If any provision contained in this Agreement is held by final judgment of a court of competent jurisdiction to be invalid, illegal or unenforceable, such invalid, illegal or unenforceable provision shall be severed from the remainder of this Agreement, and the remainder of this Agreement shall be enforced. In addition, the invalid, illegal or unenforceable provision shall be deemed to be automatically modified, and, as so modified, to be included in this Agreement, such modification being made to the minimum extent necessary to render the provision valid, legal and enforceable.
Notwithstanding the foregoing, however, if the severed or modified provision concerns all or a portion of the essential consideration to be delivered under this Agreement by one party to the other, the remaining provisions of this Agreement shall also be modified to the extent necessary to equitably adjust the parties’ respective rights and obligations hereunder.
In the event of a violation or threatened violation of Company’s proprietary rights, Company shall have the right, in addition to such other remedies as may be available pursuant to law or this Agreement, to temporary or permanent injunctive relief enjoining such act or threatened act. The parties acknowledge and agree that legal remedies for such violations or threatened violations are inadequate and that Company would suffer irreparable harm.

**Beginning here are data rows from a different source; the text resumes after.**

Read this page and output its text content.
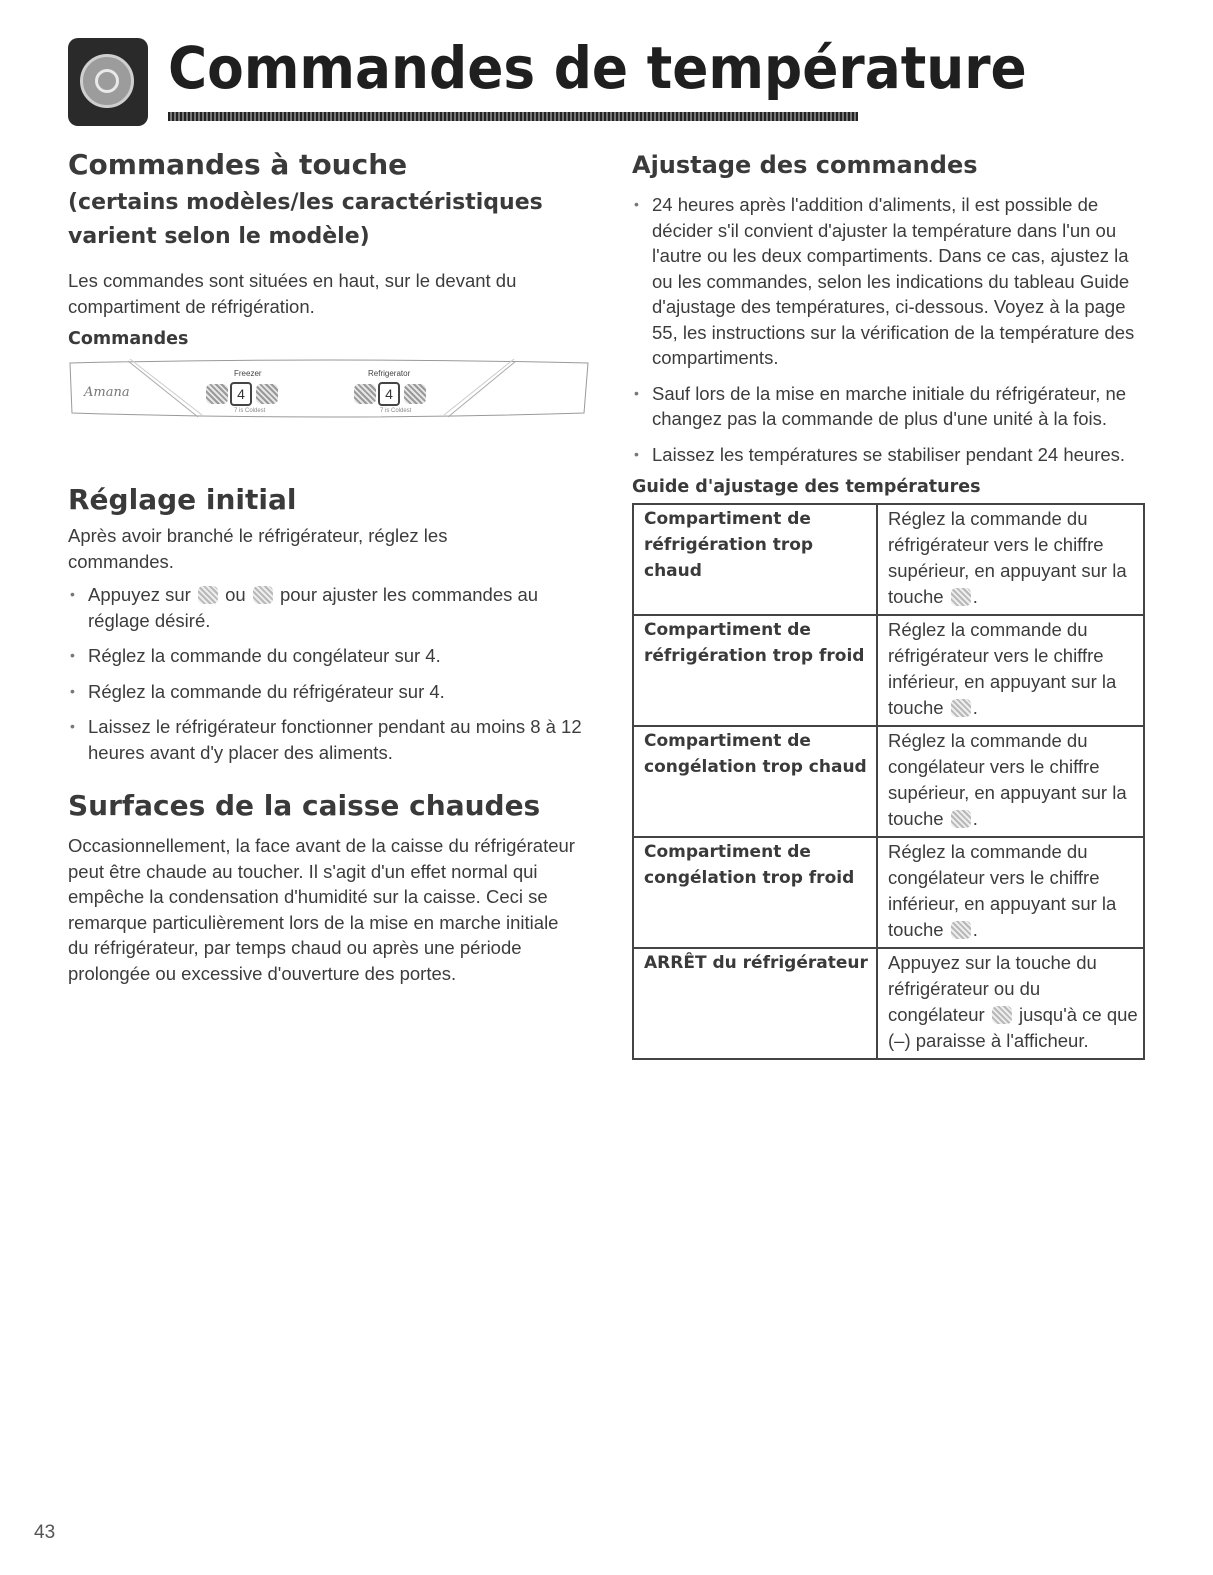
Commandes de température
Commandes à touche
(certains modèles/les caractéristiques varient selon le modèle)

Les commandes sont situées en haut, sur le devant du compartiment de réfrigération.

Commandes
Amana
Freezer	Refrigerator
4	4
7 is Coldest	7 is Coldest
Réglage initial

Après avoir branché le réfrigérateur, réglez les commandes.

• Appuyez sur ou pour ajuster les commandes au réglage désiré.
• Réglez la commande du congélateur sur 4.
• Réglez la commande du réfrigérateur sur 4.
• Laissez le réfrigérateur fonctionner pendant au moins 8 à 12 heures avant d'y placer des aliments.
Surfaces de la caisse chaudes

Occasionnellement, la face avant de la caisse du réfrigérateur peut être chaude au toucher. Il s'agit d'un effet normal qui empêche la condensation d'humidité sur la caisse. Ceci se remarque particulièrement lors de la mise en marche initiale du réfrigérateur, par temps chaud ou après une période prolongée ou excessive d'ouverture des portes.

Ajustage des commandes
• 24 heures après l'addition d'aliments, il est possible de décider s'il convient d'ajuster la température dans l'un ou l'autre ou les deux compartiments. Dans ce cas, ajustez la ou les commandes, selon les indications du tableau Guide d'ajustage des températures, ci-dessous. Voyez à la page 55, les instructions sur la vérification de la température des compartiments.
• Sauf lors de la mise en marche initiale du réfrigérateur, ne changez pas la commande de plus d'une unité à la fois.
• Laissez les températures se stabiliser pendant 24 heures.
Guide d'ajustage des températures
Compartiment de réfrigération trop chaud	Réglez la commande du réfrigérateur vers le chiffre supérieur, en appuyant sur la touche .
Compartiment de réfrigération trop froid	Réglez la commande du réfrigérateur vers le chiffre inférieur, en appuyant sur la touche .
Compartiment de congélation trop chaud	Réglez la commande du congélateur vers le chiffre supérieur, en appuyant sur la touche .
Compartiment de congélation trop froid	Réglez la commande du congélateur vers le chiffre inférieur, en appuyant sur la touche .
ARRÊT du réfrigérateur	Appuyez sur la touche du réfrigérateur ou du congélateur jusqu'à ce que (–) paraisse à l'afficheur.
43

The parties hereto are independent contractors and nothing in this Agreement will be construed as creating a joint venture, employment or agency relationship between the parties.
This Agreement shall apply to all sales of the Products to Customer.
This Agreement, including any Schedules attached hereto, contains the entire agreement of the parties with respect to the subject matter of this Agreement, and supersedes all prior agreements between them, whether oral or written, of any nature whatsoever with respect to the subject matter hereof. This Agreement is binding upon the parties hereto, their successors and permitted assigns.